Self-driving has been in the news for more than a decade, but it’s finally created a $100-billion dollar company.
Waymo announced today that it has raised $16 billion in new funding at a post-money valuation of $126 billion, marking one of the largest financing rounds in autonomous vehicle history. The investment was led by Dragoneer Investment Group, DST Global, and Sequoia Capital, with participation from Andreessen Horowitz, Mubadala Capital, and a roster of prominent tech investors including Silver Lake, Tiger Global, and T. Rowe Price. Alphabet, Google’s parent company and Waymo’s majority owner, continues to provide strong backing to the venture it spun out of its research labs.

The massive valuation represents a striking validation of Waymo’s technology strategy, particularly its reliance on LiDAR sensors and high-definition mapping. This approach stands in sharp contrast to Tesla’s camera-only vision system, a philosophical divide that has defined the autonomous driving industry for years. While Tesla CEO Elon Musk has called LiDAR a “crutch” and argued that cameras alone can achieve full autonomy, Waymo’s safety record appears to vindicate its more hardware-intensive approach. The company reports a 90% reduction in serious injury crashes across 127 million autonomous miles—a statistical edge that has proven compelling to both investors and regulators.
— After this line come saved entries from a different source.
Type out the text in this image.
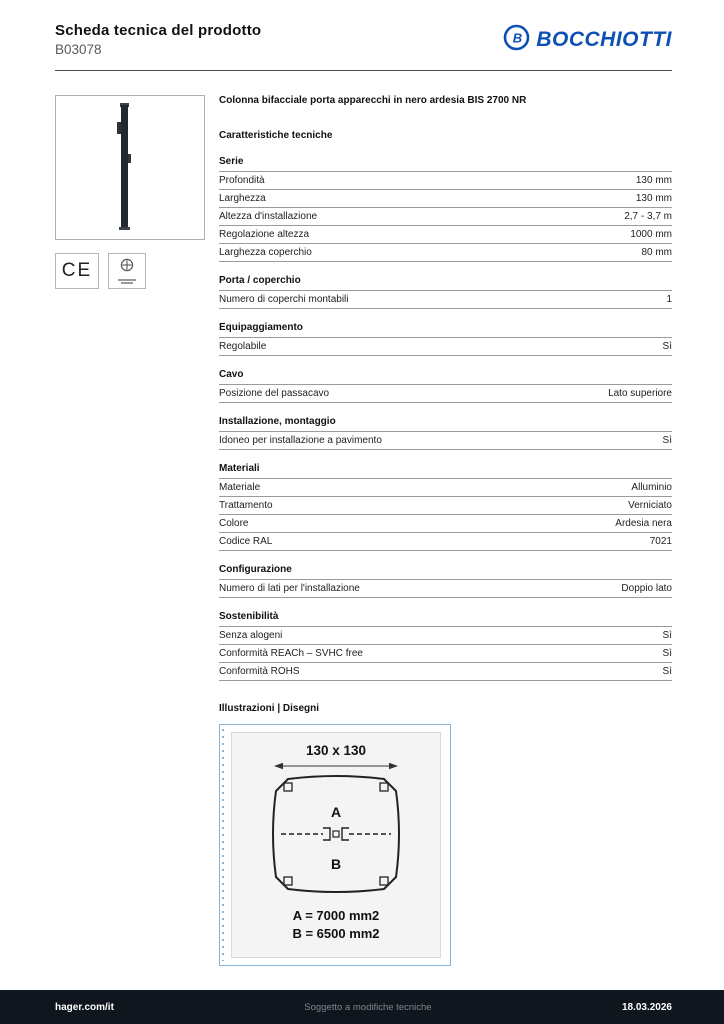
Scheda tecnica del prodotto
B03078
B BOCCHIOTTI
CE
Colonna bifacciale porta apparecchi in nero ardesia BIS 2700 NR
Caratteristiche tecniche
Serie
Profondità	130 mm
Larghezza	130 mm
Altezza d'installazione	2,7 - 3,7 m
Regolazione altezza	1000 mm
Larghezza coperchio	80 mm
Porta / coperchio
Numero di coperchi montabili	1
Equipaggiamento
Regolabile	Sì
Cavo
Posizione del passacavo	Lato superiore
Installazione, montaggio
Idoneo per installazione a pavimento	Sì
Materiali
Materiale	Alluminio
Trattamento	Verniciato
Colore	Ardesia nera
Codice RAL	7021
Configurazione
Numero di lati per l'installazione	Doppio lato
Sostenibilità
Senza alogeni	Sì
Conformità REACh – SVHC free	Sì
Conformità ROHS	Sì
Illustrazioni | Disegni
130 x 130
A
B
A = 7000 mm2
B = 6500 mm2
hager.com/it	Soggetto a modifiche tecniche	18.03.2026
The numbers behind Waymo’s growth tell the story of a company that has moved decisively from R&D to commercial operations. In 2025, Waymo tripled its annual ride volume to 15 million trips, bringing its lifetime total past 20 million. The service now provides more than 400,000 rides weekly across six major U.S. metropolitan areas, transforming what was once a moonshot project into a transportation service people use daily.
Waymo’s position within the broader Google ecosystem gives it advantages that standalone competitors can’t easily replicate. The company leverages Google’s AI infrastructure and expertise, drawing on the same computational resources and machine learning capabilities that power Search, YouTube recommendations, and other products. Google Maps provides the foundational data for Waymo’s high-definition mapping efforts, while Google Cloud’s infrastructure supports the massive data processing requirements of training autonomous driving models. This integration allows Waymo to benefit from advances across Alphabet’s AI research efforts, including developments in computer vision, sensor fusion, and real-time decision-making systems.
The fresh capital will fuel Waymo’s most aggressive expansion yet. Co-CEOs Tekedra Mawakana and Dmitri Dolgov announced plans to launch in over 20 additional cities in 2026, including international markets like Tokyo and London. This global push, following a recent Miami launch, signals that Waymo is ready to move beyond proving its technology works to demonstrating it can scale profitably across diverse regulatory environments and urban landscapes.
The investor commentary reflects confidence that autonomous driving has reached an inflection point. “Waymo has moved beyond research milestones to achieve operational excellence,” said Konstantine Buhler, partner at Sequoia. DST Global’s Saurabh Gupta emphasized the technology’s potential to “reimagine cities” and boost accessibility, while Dragoneer’s Jared Middleman pointed to Waymo’s engineering lead as durable and defensible.
For the AI industry, Waymo’s $126 billion valuation represents a tangible demonstration that advanced AI systems can create massive enterprise value in the physical world, not just in software. As autonomous vehicles finally transition from perpetual “next year” promises to current-day reality, Waymo has put itself in pole position what investors now see as a trillion-dollar transportation market waiting to be transformed.